30 avr. 2020

Loi du 25 avril 2020 de finances rectificative pour 2020 : à circonstances exceptionnelles, mesures exceptionnelles

La loi de finances rectificative pour 2020, présentée et adoptée dans le contexte de la crise sanitaire du Covid-19 prévoit des dispositifs de soutien inédits aux particuliers et aux entreprises : décryptage.

Mesures destinées aux particuliers :

L’article 3 de la LFR :

  • Créé un article 14 B du code général des impôts permettant d’exclure de l’assiette de son revenu imposable, pour le bailleur, les abandons de créances ou renonciation à percevoir les loyers consentis au profit de l’entreprise locataire entre le 15 avril et le 31 décembre 2020. Ce nouvel article prévoit de plus la possibilité pour ce bailleur de déduire les charges afférentes au bien loué (charges de propriétés, intérêts d’emprunt).
  • Modifie l’article 92 B du CGI dans le même sens en matière de bénéfices non commerciaux ;
  • Modifie l’article 93A du CGI dans le même sens pour les contribuables soumis au régime de la déclaration contrôlée.

L’article 4 modifie l’article 81 quater du CGI par l’ajout d’un II) visant une exonération d’impôt sur le revenu pour les rémunérations, majorations et éléments de rémunération versés à raison des heures supplémentaires et complémentaires réalisées entre le 16 mars 2020 et le dernier jour de l’état d’urgence sanitaire dans la limite annuelle de 7 500€ (contre 5 000€ habituellement).

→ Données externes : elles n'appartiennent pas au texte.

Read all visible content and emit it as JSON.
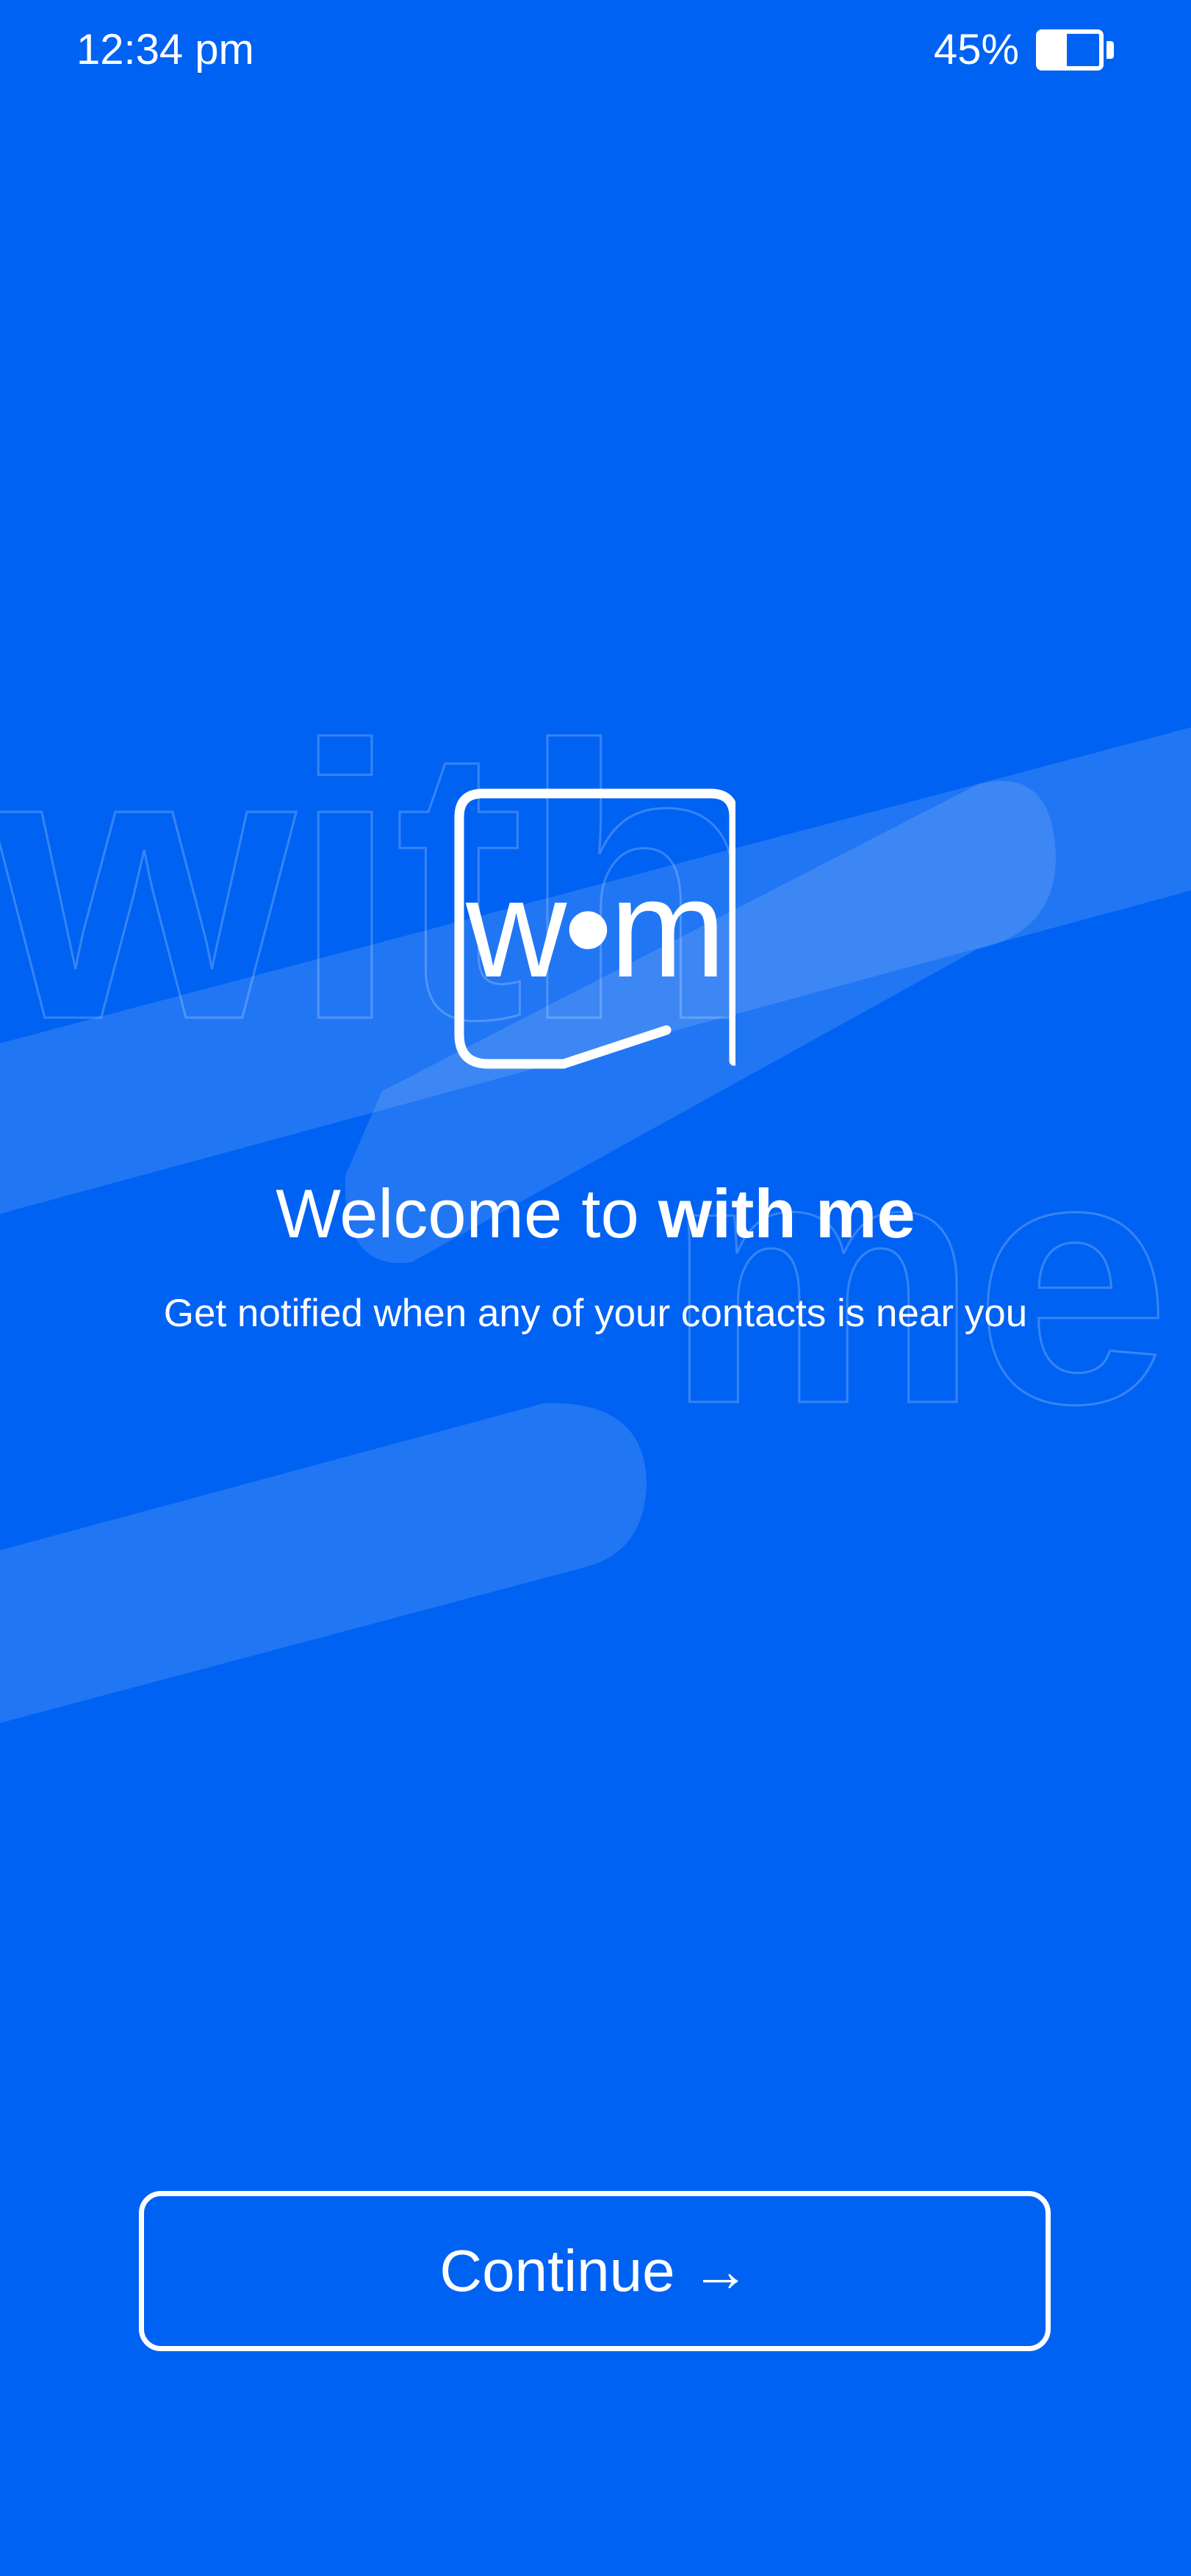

L’article 11 de la loi de finances rectificative pour 2020 exonère d’impôt sur le revenu, de cotisations et contributions sociales d’origine légale ou conventionnelle, de participations et taxes (notamment de taxe pour la formation professionnelle et l’apprentissage) la prime exceptionnelle versée en 2020 par les administrations publiques à ceux de leurs agents particulièrement mobilisés pendant l’état d’urgence sanitaire pour faire face à l’épidémie de covid-19 afin de tenir compte d’un surcroît de travail significatif durant cette période. Cette prime sera également exclue des ressources prises en compte pour la prime d’activité et l’allocation adultes handicapés.

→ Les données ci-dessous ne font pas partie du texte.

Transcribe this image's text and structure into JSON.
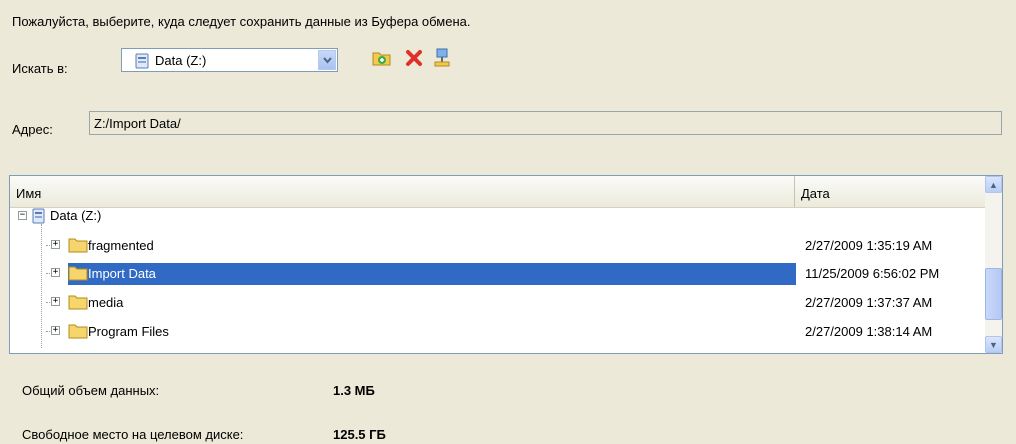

L’article 14 modifie l’article 200 du code général des impôt en portant, pour l’imposition des revenus 2020, la limite des sommes retenues à 1.000€ (contre 537€ habituellement) pour les dons et versements, y compris l’abandon exprès de revenus ou produits, effectués par les contribuables domiciliés en France au profit d’organismes sans but lucratif qui procèdent à la fourniture gratuite de repas à des personnes en difficulté, qui contribuent à favoriser leur logement ou qui procèdent, à titre principal, à la fourniture gratuite de soins à des personnes en difficulté.

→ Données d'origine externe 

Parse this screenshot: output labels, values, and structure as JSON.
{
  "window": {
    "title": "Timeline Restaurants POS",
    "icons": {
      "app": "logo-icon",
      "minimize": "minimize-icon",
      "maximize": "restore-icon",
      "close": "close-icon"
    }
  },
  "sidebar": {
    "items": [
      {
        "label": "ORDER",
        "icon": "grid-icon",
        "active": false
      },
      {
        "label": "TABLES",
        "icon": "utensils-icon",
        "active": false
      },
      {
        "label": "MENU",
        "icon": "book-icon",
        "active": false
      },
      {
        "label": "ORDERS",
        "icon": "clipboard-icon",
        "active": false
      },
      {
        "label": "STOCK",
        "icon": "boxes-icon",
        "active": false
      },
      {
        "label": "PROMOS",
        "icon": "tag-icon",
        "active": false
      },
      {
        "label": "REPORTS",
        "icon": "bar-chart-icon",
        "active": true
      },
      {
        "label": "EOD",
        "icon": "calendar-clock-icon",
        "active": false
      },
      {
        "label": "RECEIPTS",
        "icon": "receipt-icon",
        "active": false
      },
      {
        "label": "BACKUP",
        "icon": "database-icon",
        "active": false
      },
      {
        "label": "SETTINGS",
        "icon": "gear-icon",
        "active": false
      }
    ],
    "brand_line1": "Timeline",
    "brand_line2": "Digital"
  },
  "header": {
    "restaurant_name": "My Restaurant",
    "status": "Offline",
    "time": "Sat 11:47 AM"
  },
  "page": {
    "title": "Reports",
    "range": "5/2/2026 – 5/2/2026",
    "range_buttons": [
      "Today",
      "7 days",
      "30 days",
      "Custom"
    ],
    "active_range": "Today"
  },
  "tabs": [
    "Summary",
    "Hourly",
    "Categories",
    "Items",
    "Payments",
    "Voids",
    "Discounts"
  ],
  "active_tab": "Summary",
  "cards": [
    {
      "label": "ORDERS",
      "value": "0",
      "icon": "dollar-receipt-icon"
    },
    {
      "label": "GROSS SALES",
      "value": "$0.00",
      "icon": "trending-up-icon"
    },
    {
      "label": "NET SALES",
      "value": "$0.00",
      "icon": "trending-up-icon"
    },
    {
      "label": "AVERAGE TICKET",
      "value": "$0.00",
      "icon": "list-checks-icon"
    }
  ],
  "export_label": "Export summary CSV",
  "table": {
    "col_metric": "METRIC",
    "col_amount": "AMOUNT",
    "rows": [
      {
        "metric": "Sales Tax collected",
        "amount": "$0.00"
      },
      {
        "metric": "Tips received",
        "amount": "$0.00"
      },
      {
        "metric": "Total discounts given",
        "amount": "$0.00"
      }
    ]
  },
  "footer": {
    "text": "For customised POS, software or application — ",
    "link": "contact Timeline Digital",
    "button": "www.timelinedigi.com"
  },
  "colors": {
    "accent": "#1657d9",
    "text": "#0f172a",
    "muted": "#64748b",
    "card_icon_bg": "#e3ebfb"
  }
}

Mesures destinées aux entreprises :

L’article premier de la loi de finances rectificative pour 2020 exonère d’impôt sur les sociétés, d’impôt sur le revenu et de toutes contributions sociales d’origine légale ou conventionnelle, les aides versées par le fonds de solidarité à destination des entreprises particulièrement touchées par les conséquences économiques, financières et sociales de la propagation de l'épidémie de covid-19.

L’article 3 de cette loi :

  • Modifie l’article 39 du CGI concernant les règles de détermination du résultat imposable, notamment en matière de charges déductibles en prévoyant que seront déductibles les abandons de créances de loyers et accessoires afférents à des immeubles donnés en location à une entreprise (hors cas de location à soi-même) entre le 15 avril et le 31 décembre 2020 ;
  • Modifie l’article 209 du CGI, qui dispose des règles de détermination du résultat imposable à l’impôt sur les sociétés et notamment de charges déductibles, en augmentant le plafond de déduction des dettes du montant des abandons de créances consenties durant cette même période.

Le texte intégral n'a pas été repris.